もしも、縄張りのボスが魔法の巻きぞいでやられていたとしても、ギルドに戻ればライセンスの記録から分かる為、二人は広範囲攻撃で一気に倒しているのだ。
「不味いな。俺はまだ武装魔法しか使えないからな、ボスを見つけ出す必要があるな…。よし! フィーリングで勝負だ!」
エイジはさらに奥へと一人で踏み込んでいき、コボルドを倒しながら縄張りのボスを直感で探す。
そして、一体のコボルドに目星をつけるが、回りにいるコボルドが多すぎ、攻撃魔法が使えないエイジが倒すのは難しい。

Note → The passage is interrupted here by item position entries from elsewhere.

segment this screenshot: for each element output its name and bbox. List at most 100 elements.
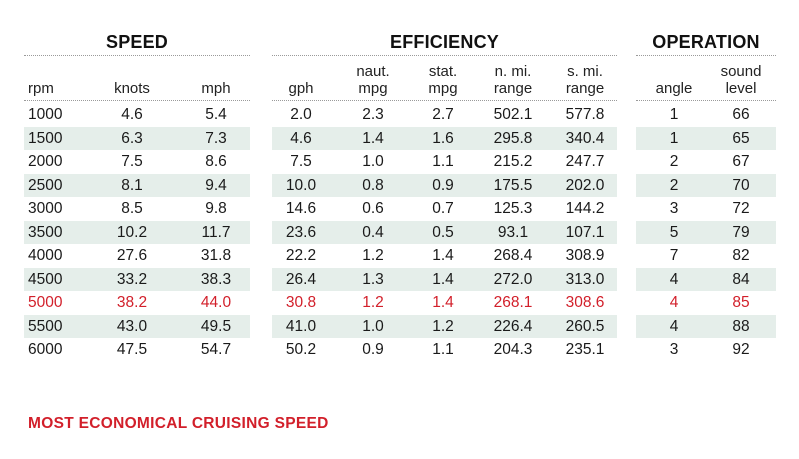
cell-gph: 14.6 — [285, 200, 317, 217]
table-row: 4500 33.2 38.3 26.4 1.3 1.4 272.0 313.0 4 84 — [0, 267, 799, 291]
cell-knots: 33.2 — [116, 270, 148, 288]
cell-stat-mpg: 1.1 — [432, 153, 454, 170]
operation-group-rule — [636, 55, 776, 56]
column-header-naut-mpg: naut. mpg — [338, 61, 408, 97]
cell-stat-mpg: 1.2 — [432, 317, 454, 335]
cell-naut-mpg: 0.9 — [362, 341, 384, 358]
cell-angle: 1 — [669, 129, 679, 147]
column-header-n-mi-range: n. mi. range — [478, 61, 548, 97]
cell-n-mi-range: 272.0 — [493, 270, 533, 288]
cell-naut-mpg: 2.3 — [362, 106, 384, 123]
cell-sound-level: 70 — [732, 176, 750, 194]
cell-naut-mpg: 1.2 — [362, 294, 384, 311]
data-table-body: 1000 4.6 5.4 2.0 2.3 2.7 502.1 577.8 1 66 1500 6.3 7… — [0, 103, 799, 362]
row-band — [636, 173, 776, 197]
cell-s-mi-range: 235.1 — [565, 341, 605, 358]
column-header-line: level — [725, 80, 757, 97]
table-row: 2000 7.5 8.6 7.5 1.0 1.1 215.2 247.7 2 67 — [0, 150, 799, 174]
column-header-line: s. mi. — [567, 63, 603, 80]
cell-gph: 22.2 — [285, 247, 317, 264]
footnote-most-economical: MOST ECONOMICAL CRUISING SPEED — [28, 415, 329, 432]
cell-gph: 30.8 — [285, 294, 317, 311]
cell-angle: 2 — [669, 176, 679, 194]
column-header-line: sound — [720, 63, 762, 80]
cell-sound-level: 65 — [732, 129, 750, 147]
cell-s-mi-range: 577.8 — [565, 106, 605, 123]
cell-stat-mpg: 2.7 — [432, 106, 454, 123]
table-row-highlighted: 5000 38.2 44.0 30.8 1.2 1.4 268.1 308.6 4 85 — [0, 291, 799, 315]
cell-s-mi-range: 144.2 — [565, 200, 605, 217]
cell-naut-mpg: 0.6 — [362, 200, 384, 217]
cell-naut-mpg: 0.8 — [362, 176, 384, 194]
row-band — [24, 220, 250, 244]
row-band — [24, 314, 250, 338]
cell-n-mi-range: 268.1 — [493, 294, 533, 311]
cell-mph: 31.8 — [200, 247, 232, 264]
column-header-rpm: rpm — [28, 61, 88, 97]
row-band — [272, 173, 617, 197]
cell-mph: 9.4 — [205, 176, 227, 194]
cell-gph: 50.2 — [285, 341, 317, 358]
table-row: 5500 43.0 49.5 41.0 1.0 1.2 226.4 260.5 4 88 — [0, 314, 799, 338]
cell-s-mi-range: 308.9 — [565, 247, 605, 264]
cell-naut-mpg: 1.0 — [362, 153, 384, 170]
row-band — [24, 267, 250, 291]
column-header-s-mi-range: s. mi. range — [550, 61, 620, 97]
row-band — [24, 126, 250, 150]
group-title-speed: SPEED — [105, 32, 169, 52]
cell-s-mi-range: 340.4 — [565, 129, 605, 147]
cell-sound-level: 72 — [732, 200, 750, 217]
cell-mph: 44.0 — [200, 294, 232, 311]
cell-stat-mpg: 0.5 — [432, 223, 454, 241]
cell-mph: 11.7 — [201, 223, 231, 241]
cell-mph: 9.8 — [205, 200, 227, 217]
cell-naut-mpg: 1.4 — [362, 129, 384, 147]
cell-stat-mpg: 1.6 — [432, 129, 454, 147]
column-header-line: angle — [655, 80, 693, 97]
cell-s-mi-range: 260.5 — [565, 317, 605, 335]
row-band — [636, 220, 776, 244]
cell-n-mi-range: 125.3 — [493, 200, 533, 217]
cell-knots: 8.1 — [121, 176, 143, 194]
cell-n-mi-range: 268.4 — [493, 247, 533, 264]
cell-knots: 38.2 — [116, 294, 148, 311]
cell-rpm: 3000 — [28, 200, 63, 217]
group-title-efficiency: EFFICIENCY — [389, 32, 499, 52]
cell-mph: 7.3 — [205, 129, 227, 147]
row-band — [272, 220, 617, 244]
table-row: 2500 8.1 9.4 10.0 0.8 0.9 175.5 202.0 2 70 — [0, 173, 799, 197]
operation-header-rule — [636, 100, 776, 101]
column-header-line: range — [565, 80, 605, 97]
cell-n-mi-range: 175.5 — [493, 176, 533, 194]
cell-n-mi-range: 204.3 — [493, 341, 533, 358]
column-header-line: mpg — [358, 80, 388, 97]
column-header-line: rpm — [28, 80, 54, 97]
cell-rpm: 5500 — [28, 317, 63, 335]
cell-gph: 23.6 — [285, 223, 317, 241]
cell-s-mi-range: 313.0 — [565, 270, 605, 288]
cell-stat-mpg: 1.4 — [432, 247, 454, 264]
cell-stat-mpg: 1.4 — [432, 270, 454, 288]
table-row: 6000 47.5 54.7 50.2 0.9 1.1 204.3 235.1 3 92 — [0, 338, 799, 362]
cell-sound-level: 85 — [732, 294, 750, 311]
cell-s-mi-range: 308.6 — [565, 294, 605, 311]
table-row: 1000 4.6 5.4 2.0 2.3 2.7 502.1 577.8 1 66 — [0, 103, 799, 127]
cell-rpm: 4500 — [28, 270, 63, 288]
cell-rpm: 6000 — [28, 341, 63, 358]
cell-s-mi-range: 247.7 — [565, 153, 605, 170]
cell-angle: 4 — [669, 270, 679, 288]
cell-gph: 7.5 — [290, 153, 312, 170]
cell-n-mi-range: 295.8 — [493, 129, 533, 147]
cell-angle: 3 — [669, 200, 679, 217]
row-band — [24, 173, 250, 197]
cell-rpm: 3500 — [28, 223, 63, 241]
cell-sound-level: 92 — [732, 341, 750, 358]
cell-rpm: 1500 — [28, 129, 63, 147]
speed-group-rule — [24, 55, 250, 56]
efficiency-group-rule — [272, 55, 617, 56]
cell-stat-mpg: 1.4 — [432, 294, 454, 311]
row-band — [636, 126, 776, 150]
row-band — [636, 314, 776, 338]
cell-sound-level: 67 — [732, 153, 750, 170]
cell-gph: 10.0 — [285, 176, 317, 194]
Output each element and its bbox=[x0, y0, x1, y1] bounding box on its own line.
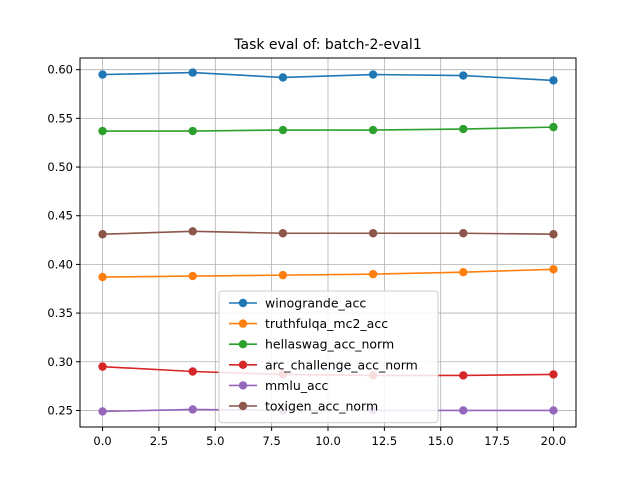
x-tick-label: 12.5 bbox=[372, 434, 398, 448]
legend-marker bbox=[238, 381, 248, 390]
data-point bbox=[549, 265, 558, 274]
data-point bbox=[459, 371, 468, 380]
legend-marker bbox=[238, 340, 248, 349]
series-hellaswag-acc-norm bbox=[98, 122, 558, 136]
data-point bbox=[188, 367, 197, 376]
series-line bbox=[102, 268, 554, 278]
legend-item: winogrande_acc bbox=[229, 296, 366, 311]
legend-marker bbox=[238, 360, 248, 369]
data-point bbox=[278, 73, 288, 82]
data-point bbox=[98, 407, 107, 416]
y-tick-label: 0.25 bbox=[47, 403, 73, 417]
data-point bbox=[278, 125, 288, 135]
y-tick-label: 0.50 bbox=[47, 160, 73, 174]
x-tick-label: 7.5 bbox=[262, 434, 280, 448]
y-tick-label: 0.30 bbox=[47, 355, 73, 369]
data-point bbox=[368, 70, 378, 79]
x-tick-label: 5.0 bbox=[206, 434, 224, 448]
data-point bbox=[98, 126, 107, 136]
data-point bbox=[98, 70, 107, 79]
legend-label: hellaswag_acc_norm bbox=[265, 337, 394, 352]
x-tick-label: 20.0 bbox=[541, 434, 567, 448]
y-tick-label: 0.55 bbox=[47, 111, 73, 125]
legend-label: winogrande_acc bbox=[265, 296, 366, 311]
data-point bbox=[188, 405, 197, 414]
y-tick-label: 0.60 bbox=[47, 63, 73, 77]
data-point bbox=[368, 269, 378, 279]
y-tick-label: 0.45 bbox=[47, 209, 73, 223]
legend-item: truthfulqa_mc2_acc bbox=[229, 316, 388, 331]
data-point bbox=[459, 229, 468, 238]
data-point bbox=[98, 230, 107, 239]
legend-marker bbox=[238, 319, 248, 328]
x-tick-label: 10.0 bbox=[315, 434, 341, 448]
x-tick-label: 15.0 bbox=[428, 434, 454, 448]
series-line bbox=[102, 126, 554, 132]
data-point bbox=[549, 230, 558, 239]
legend-label: arc_challenge_acc_norm bbox=[265, 357, 418, 372]
data-point bbox=[188, 68, 197, 77]
legend-item: arc_challenge_acc_norm bbox=[229, 357, 418, 372]
x-tick-label: 0.0 bbox=[93, 434, 111, 448]
data-point bbox=[549, 122, 558, 132]
legend-marker bbox=[238, 401, 248, 411]
legend-label: toxigen_acc_norm bbox=[265, 399, 378, 414]
data-point bbox=[278, 229, 288, 238]
legend-item: toxigen_acc_norm bbox=[229, 399, 378, 414]
data-point bbox=[98, 272, 107, 282]
data-point bbox=[549, 76, 558, 85]
chart-title: Task eval of: batch-2-eval1 bbox=[233, 37, 421, 53]
legend-item: hellaswag_acc_norm bbox=[229, 337, 394, 352]
legend-label: mmlu_acc bbox=[265, 378, 329, 393]
data-point bbox=[459, 124, 468, 134]
data-point bbox=[549, 406, 558, 415]
y-tick-label: 0.40 bbox=[47, 257, 73, 271]
data-point bbox=[188, 227, 197, 236]
data-point bbox=[368, 229, 378, 238]
series-winogrande-acc bbox=[98, 68, 558, 85]
series-line bbox=[102, 230, 554, 236]
legend-label: truthfulqa_mc2_acc bbox=[265, 316, 388, 331]
data-point bbox=[188, 126, 197, 136]
data-point bbox=[459, 71, 468, 80]
series-toxigen-acc-norm bbox=[98, 227, 558, 239]
y-tick-label: 0.35 bbox=[47, 306, 73, 320]
grid-lines bbox=[80, 58, 576, 427]
data-point bbox=[188, 271, 197, 281]
legend: winogrande_acc truthfulqa_mc2_acc hellaswa… bbox=[218, 290, 439, 424]
data-point bbox=[98, 362, 107, 371]
data-point bbox=[278, 270, 288, 280]
axis-ticks: 0.0 2.5 5.0 7.5 10.0 12.5 15.0 17.5 20.0 0.25 0.30… bbox=[47, 63, 566, 448]
legend-box bbox=[218, 290, 439, 424]
series-line bbox=[102, 71, 554, 82]
data-point bbox=[459, 267, 468, 277]
legend-marker bbox=[238, 298, 248, 308]
data-point bbox=[459, 406, 468, 415]
data-point bbox=[549, 370, 558, 379]
legend-item: mmlu_acc bbox=[229, 378, 329, 393]
data-point bbox=[368, 125, 378, 135]
series-truthfulqa-mc2-acc bbox=[98, 265, 558, 282]
x-tick-label: 17.5 bbox=[484, 434, 510, 448]
x-tick-label: 2.5 bbox=[150, 434, 168, 448]
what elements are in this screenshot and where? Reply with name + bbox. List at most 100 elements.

しかし、エイジとは別方から飛んできた炎魔法により、数体のコボルドが倒れた上、コボルド達の意識が一瞬、エイジからそれてカイトの方に向けられる。
「今だ!!」
その一瞬を逃す事なく、エイジはコボルド達に向けて雷刃を振り、雷を落として分散させ、目星をつけたコボルドに接近し、刀を振るうが、
「なに!?」
その攻撃はコボルドの持つ剣に弾かれ、雷の追撃すらかわす。
攻撃をかわされたエイジに、分散されたコボルド達が一斉に襲いかかってきた。
「邪魔だ!!」
そう叫んだ時、エイジは無意識に頭で魔法を構築し、地面に大きな黄色い魔方陣が表れ、大放電を起こして回りの二十体程のコボルドを全て倒した。
「俺は勝負事に負けたくないからな! 今回の勝負にも勝ちたいんだよ!!」
エイジがボスと予測したコボルドは、エイジの攻撃魔法から逃れていたが、エイジが一気に距離をつめた。
「これで、俺の勝ちだあぁぁ!!」
エイジの攻撃をコボルドは剣で防ごうとしたが、エイジはその剣ごとコボルドを切り裂き、凄まじい落雷から遅れ、強烈な音が辺りに鳴り響く。
その光景を、エイジの後を追ってきたフィルディアは目撃した。
「本当に雷属性の魔法を…。今は存在しないはずの魔力属性……」
この世界に存在する魔力属性は基本四つだ。
それは、炎、水、風、地属性。
例外の属性も後二種存在するが、そのどちらもが雷属性ではない。
雷属性が存在したのははるか昔の話し。
それ故に、雷属性はただの伝説となった。
しかし、今、伝説は現実のものとなった。
それが指し示す意味は、まさに、神のみぞ知る事なのかもしれない。